Ülkemizde artık Zona Aşısı bulunmakta olup; 50 yaşından itibaren herkese, 18-50 yaş atasında da doktor önerisi ile  2 doz şeklinde uygulanmaktadır. 

 

 

 

Atopik Dermatit(Atopik Egzama)

Sebebi tam olarak bilinmeyen; genetik yatkınlık ve çevresel faktörlerle deri bariyerinin bozulup; bağışıklık sisteminin gösterdiği aşırı bir reaksiyondur. Bebeklik ve çocukluk döneminde sık görülen; kaşıntı, deri döküntüleri ve kurulukla giden, tekrarlayıcı bir deri hastalığıdır. Bulaşıcı değildir. Ailede alerjik astım, saman nezlesi ve atopik dermatit olanlarda daha sık görülür.

Bebeklerde ve küçük çocuklarda; yüz, dirsek ve dizlerin iç kısmında daha çok görülmekle birlikte her yerde görülebilir. Deride kuruluk, kaşıntı, kepekli, sızıntılı yaralar olabilir. Uyku düzeni ve okul hayatını etkiler. 

Daha büyük çocuklarda ve yetişkinlerde; el, boyun, dirseklerin ve dizlerin iç yüzünde daha sık görülür. Hayat kalitesini etkiler.

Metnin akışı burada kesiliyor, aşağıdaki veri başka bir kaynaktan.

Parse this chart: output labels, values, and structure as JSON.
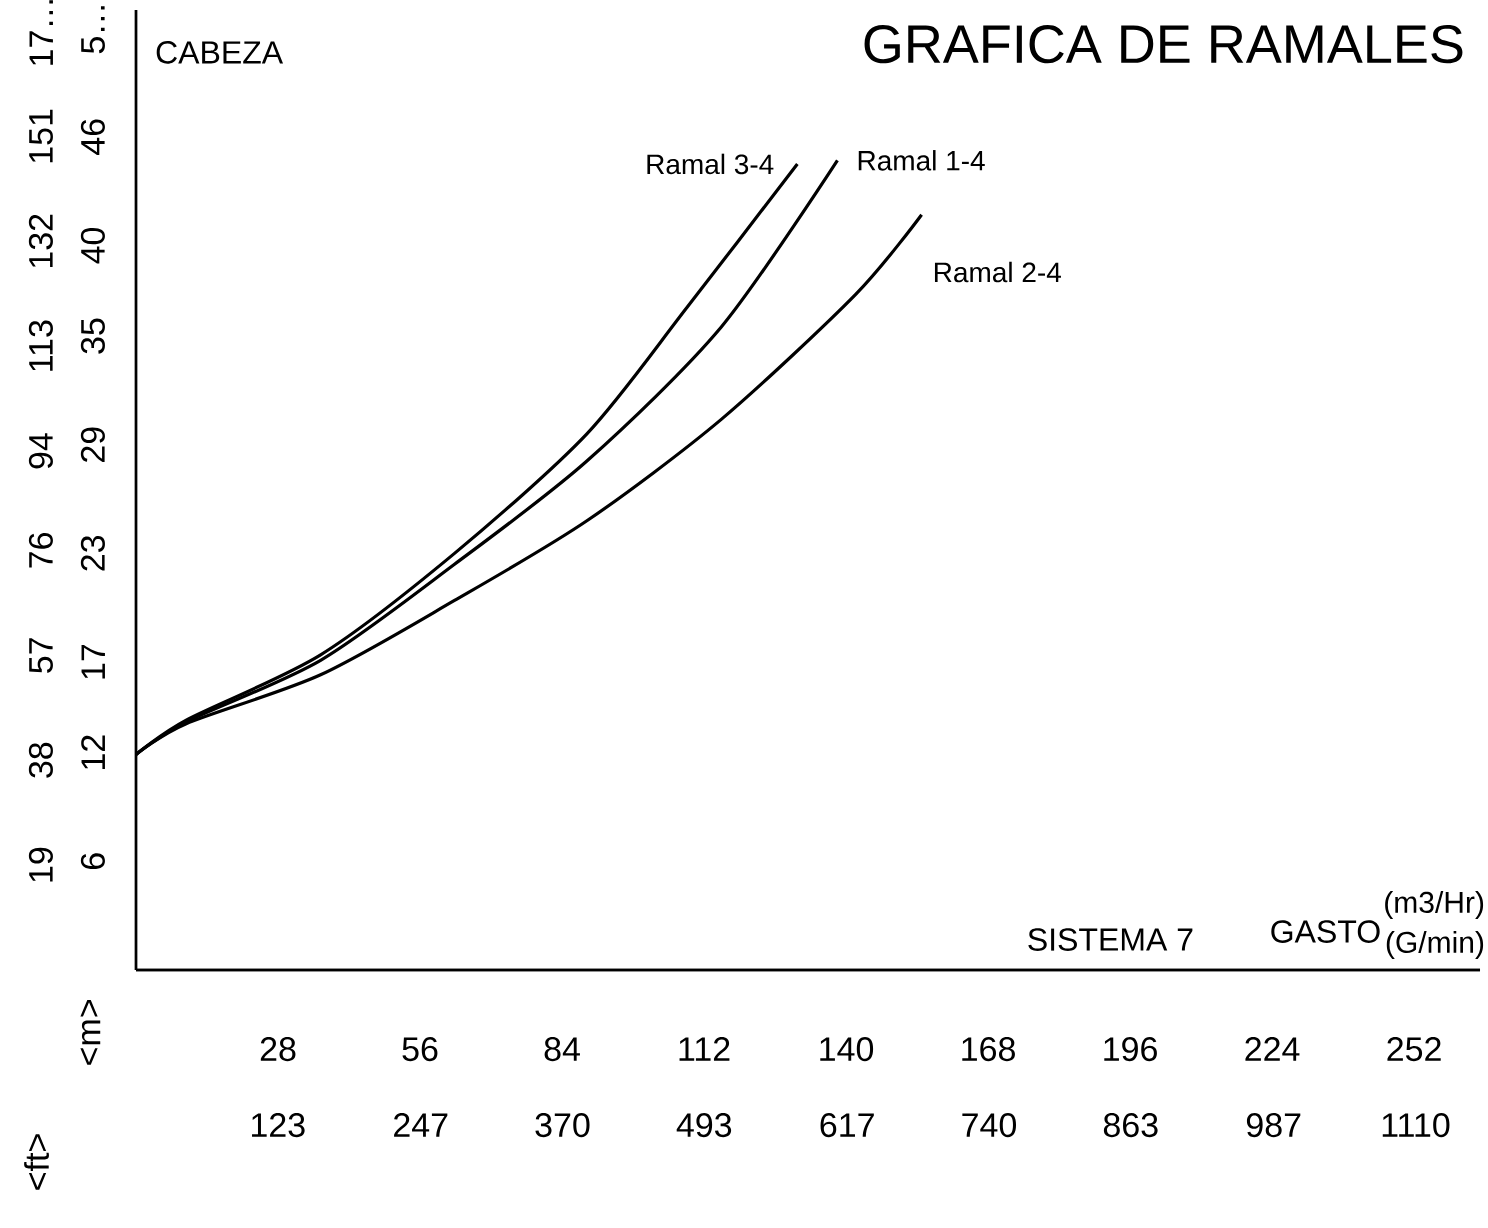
{
  "chart_data": {
    "type": "line",
    "title": "GRAFICA DE RAMALES",
    "annotations": [
      "CABEZA",
      "SISTEMA 7",
      "GASTO"
    ],
    "xlabel": "(m3/Hr)",
    "x2label": "(G/min)",
    "ylabel": "<m>",
    "y2label": "<ft>",
    "xlim": [
      0,
      265
    ],
    "xticks": [
      28,
      56,
      84,
      112,
      140,
      168,
      196,
      224,
      252
    ],
    "x2lim": [
      0,
      1166
    ],
    "x2ticks": [
      123,
      247,
      370,
      493,
      617,
      740,
      863,
      987,
      1110
    ],
    "ylim": [
      0,
      53
    ],
    "yticks": [
      6,
      12,
      17,
      23,
      29,
      35,
      40,
      46,
      {
        "value": 52,
        "label": "5…"
      }
    ],
    "y2lim": [
      0,
      173.9
    ],
    "y2ticks": [
      19,
      38,
      57,
      76,
      94,
      113,
      132,
      151,
      {
        "value": 170,
        "label": "17…"
      }
    ],
    "series": [
      {
        "name": "Ramal 3-4",
        "color": "#000000",
        "x": [
          0,
          9.9,
          36.4,
          62.8,
          88.9,
          108.7,
          130.4
        ],
        "values": [
          11.9,
          13.8,
          17.4,
          23.0,
          29.6,
          36.6,
          44.5
        ]
      },
      {
        "name": "Ramal 1-4",
        "color": "#000000",
        "x": [
          0,
          9.9,
          36.4,
          62.8,
          88.9,
          115.4,
          138.3
        ],
        "values": [
          11.9,
          13.7,
          17.1,
          22.4,
          28.1,
          35.5,
          44.7
        ]
      },
      {
        "name": "Ramal 2-4",
        "color": "#000000",
        "x": [
          0,
          9.9,
          36.4,
          62.8,
          88.9,
          115.4,
          141.9,
          154.9
        ],
        "values": [
          11.9,
          13.6,
          16.3,
          20.4,
          24.8,
          30.4,
          37.3,
          41.7
        ]
      }
    ]
  }
}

Astım, saman nezlesi, göz problemleri, tekrarlayan el egzamaları eşlik edebilir.

Tanı klinik bulgularla konur. Laboratuar testine ihtiyaç yoktur.

Alevlenmelerle ve sakin dönemlerle seyreder.

Hastalığın alevlenmesine;

  • uzun ve sıcak duşlar
  • kaşıma
  • enfeksiyonlar
  • stres
  • terleme
  • ısı ve iklim değişimi
  • kullanılan sabun, şampuan, deterjan vb.
  • yünlü kıyafet
  • toz
  • bitki polenleri
  • sigara
  • bebek ve çocuklarda yumurta, süt, soya fasülyesi, fıstık, balık, buğday, hayvan tüyü alerjisi sebep olabilir.

Tedavide sabırlı olunmalı ve dermatoloğunuzun size verdiği tedaviler ve öneriler dikkate alınmalı.

,Deri bariyerini düzenlemek adına nemlendiriciler mutlaka kullanılmalı.

Hastalığın şiddetine göre krem, hap, fototerapi, iğne tedavileri düzenlenebilir. Hastalığın tamamen ortadan kalkması mümkün olmadığından; hastalığın mevcut tedavilerle kontrol altına alınması ve hayat kalitesinin arttırılması hedeflenmektedir.